El doctor hace ver que, por ello, el Programa de Conservación Biocultural Subantática estableció sólidas bases para integrar ciencia y desarrollo sostenible como ejes clave de una estrategia de desarrollo de largo plazo.

Otra arista, no menos importante, es la geopolítica. El informe enfatiza la importancia que este parque tiene para los legítimos intereses de Chile en el extremo austral.

“Nuestro país extenderá la cobertura de protección de los montes submarinos en 3 grados de latitud sur. Actualmente, la Ley General de Pesca y Acuicultura incluye un listado de montes submarinos protegidos, entre los cuales el más austral se ubica en la latitud 56o55’48”S. Nuestra propuesta incorpora ahora al más emblemático de los montes submarinos del Paso Drake: el monte Sars, ubicado a los 59o43’42”S”, destaca Rozzi.

Mapa del propuesto Parque Marino Cabo de Hornos-Diego Ramírez.

Los tres pilares conceptuales

La propuesta de crear el Parque Marino Cabo de Hornos-Diego Ramírez se sustenta en tres pilares:

1.- La identificación de objetos de conservación únicos a nivel mundial, albergados por el archipiélago Diego Ramírez, sus ecosistemas marinos y terrestres que proveen un refugio para especies amenazadas; la zona del talud continental adyacente a este archipiélago; y los ecosistemas oceánicos del Paso Drake con sus montes submarinos que culminan con el gran monte Sars, que Rozzi ha llamado metafóricamente el “Everest del Drake”.

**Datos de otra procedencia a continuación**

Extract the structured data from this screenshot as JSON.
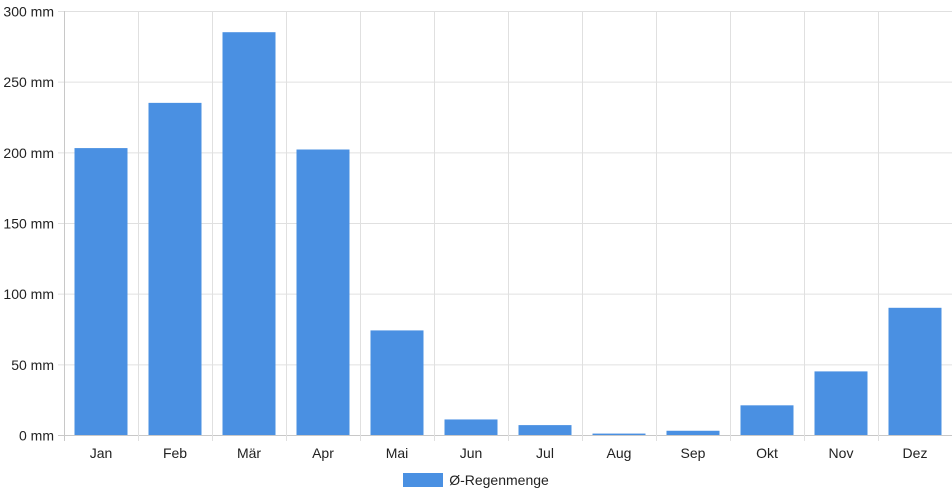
{
  "chart_data": {
    "type": "bar",
    "categories": [
      "Jan",
      "Feb",
      "Mär",
      "Apr",
      "Mai",
      "Jun",
      "Jul",
      "Aug",
      "Sep",
      "Okt",
      "Nov",
      "Dez"
    ],
    "series": [
      {
        "name": "Ø-Regenmenge",
        "values": [
          203,
          235,
          285,
          202,
          74,
          11,
          7,
          1,
          3,
          21,
          45,
          90
        ]
      }
    ],
    "y_ticks": [
      "0 mm",
      "50 mm",
      "100 mm",
      "150 mm",
      "200 mm",
      "250 mm",
      "300 mm"
    ],
    "ylim": [
      0,
      300
    ],
    "y_unit": "mm",
    "grid": true,
    "legend_position": "bottom",
    "colors": {
      "bar": "#4a90e2",
      "grid": "#e0e0e0",
      "axis": "#c8c8c8",
      "text": "#222222"
    }
  }
}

2.- La compatibilización y complementariedad sinérgica entre las funciones de conservación y de actividades económicas sustentables. Desde la Comuna Cabo de Hornos y la Región de Magallanes y Antártica Chilena, se supera la dicotomía entre desarrollo y conservación, en aras de impulsar un innovador modelo socio-ecológico y biocultural.

3.- Una propuesta de largo plazo. Esta recomendación técnica es el resultado de estudios desarrollados en el área por un programa coordinado por una universidad regional en colaboración con otros centros que han desarrollado actividades de investigación, educación y aplicaciones para la conservación y el uso sustentable de la biodiversidad subantártica y compromete una implementación de programas de monitoreo, investigación, educación y formación de capacidades técnicas para la implementación de la nueva Área Marina Protegida en el largo plazo.